The KDWPT also is seeking extra volunteers with hunting experience for the event to serve as hunting and instructional mentors. For further questions concerning the event or to get involved, contact Chris Lecuyer at the KDWPT Glen Elder Area Office 785-545-3345.



A strong cold front this past week has helped push more waterfowl into the area, and local readers may have heard the sounds of white-fronted geese (also known as specklebellies) cackling overhead at night recently, as well as a few snow geese.

That’s good news for waterfowlers, as geese had been a rare sight in previous weeks across the state — though we’re still not seeing big numbers in the area.

Loess Bluffs National Wildlife Refuge, previously known as Squaw Creek, near Mound City, Mo., reported about 1,800 white-fronted geese as of Oct. 28. The refuge in northwest Missouri offers a pretty good estimate of overall bird numbers in northeast Kansas, as well. More than 19,000 mallards were counted at the refuge, as well as 35,120 Northern pintails, 5,475 gadwalls, 259 Canada geese, 1,065 ring-necked ducks, 485 Northern shovelers and 7,450 American coots. A total of 64,826 ducks and 2,070 geese were counted in the report.
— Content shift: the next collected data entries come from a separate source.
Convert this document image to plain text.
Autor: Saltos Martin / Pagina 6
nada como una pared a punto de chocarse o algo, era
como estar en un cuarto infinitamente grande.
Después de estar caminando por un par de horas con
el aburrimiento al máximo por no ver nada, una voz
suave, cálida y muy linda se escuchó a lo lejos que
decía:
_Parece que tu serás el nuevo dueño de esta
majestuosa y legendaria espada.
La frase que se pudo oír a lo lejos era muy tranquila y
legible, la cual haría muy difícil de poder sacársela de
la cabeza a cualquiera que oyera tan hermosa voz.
At Clinton Wildlife Area, the KDWPT counted 300 ducks, 2,000 coots and 75 Canada geese during its most recent survey Oct. 23. According to the report, the 10-acre Shadden Marsh is full and has good vegetation, providing some solid hunting opportunities for a limited number of waterfowlers.

Jeffrey Energy Center near St. Mary’s reported 500-plus mixed ducks and coots on Oct. 25 — mainly teal, shoveler, ringnecks and a few mallards with very few geese.

Also on Oct. 25, Perry reported a few hundred ducks consisting of a few mallards, good numbers of teal and shovelers, and also some wood ducks and pintails. On Oct. 30, Tuttle Creek reported 11,000 ducks and 14 Canada geese. Both wildlife areas are heavily flooded.

The Low Plains Southeast Zone’s duck season begins this weekend with a two-day youth duck season Saturday and Sunday ahead of the first segment of its regular season, which runs from Nov. 9 to Jan. 5, 2020. The second segment in that zone runs Jan. 11-26, 2020.

The duck season for most of northeast Kansas kicked off last weekend and continues through Dec. 29 before the second segment kicks in Jan. 18-26, 2020.

The daily bag limit in Kansas is six ducks, including no more than five mallards, of which only two may be hens; three wood ducks; three scaup; two redheads; two canvasbacks; and one pintail. The daily bag limit for mergansers is five, including no more than two hooded mergansers, while the daily limit for coots is 15. Possession limit is three times the daily bag limit.

The two-day first segment for the light goose and Canada goose season was last weekend across Kansas, as well, with the second segment for both set to begin on Wednesday and continue through Feb. 16, 2020. The conservation order extended season for light geese picks up the following day, Feb. 17, and runs until April 30, 2020. During that time, there is no daily bag limit, shotguns may be used unplugged and electronic game calls are allowed.

During the regular season, the bag limit for light geese is 50 birds. The Canada goose daily bag limit is six birds, including Brant, and for white-fronted geese — which have their own separate season Oct. 26-Dec. 29 and Jan. 25-Feb. 16, 2020 — the daily bag limit is two.

Waterfowl hunters are required to carry a valid hunting license, Kansas HIP Permit, State Waterfowl Stamp and Federal Waterfowl Stamp.

The Sandhill crane regular season also kicks off Wednesday and runs through Jan. 3, 2020, with a daily bag limit of two birds. Those hunting Sandhill cranes are required to have a valid hunting license, Kansas HIP Permit and Sandhill Crane Permit.



Deer are starting to move quite a bit, which is good for bow hunters but also leads to some interesting encounters.

For instance, I saw several does crossing Soldier Creek this week, then had them run in front of my truck on N.W. Menninger Road. Keep your eyes peeled while driving, especially this month with a hot mid-November rut in the forecast.

The statewide regular firearm season runs Dec. 4-15.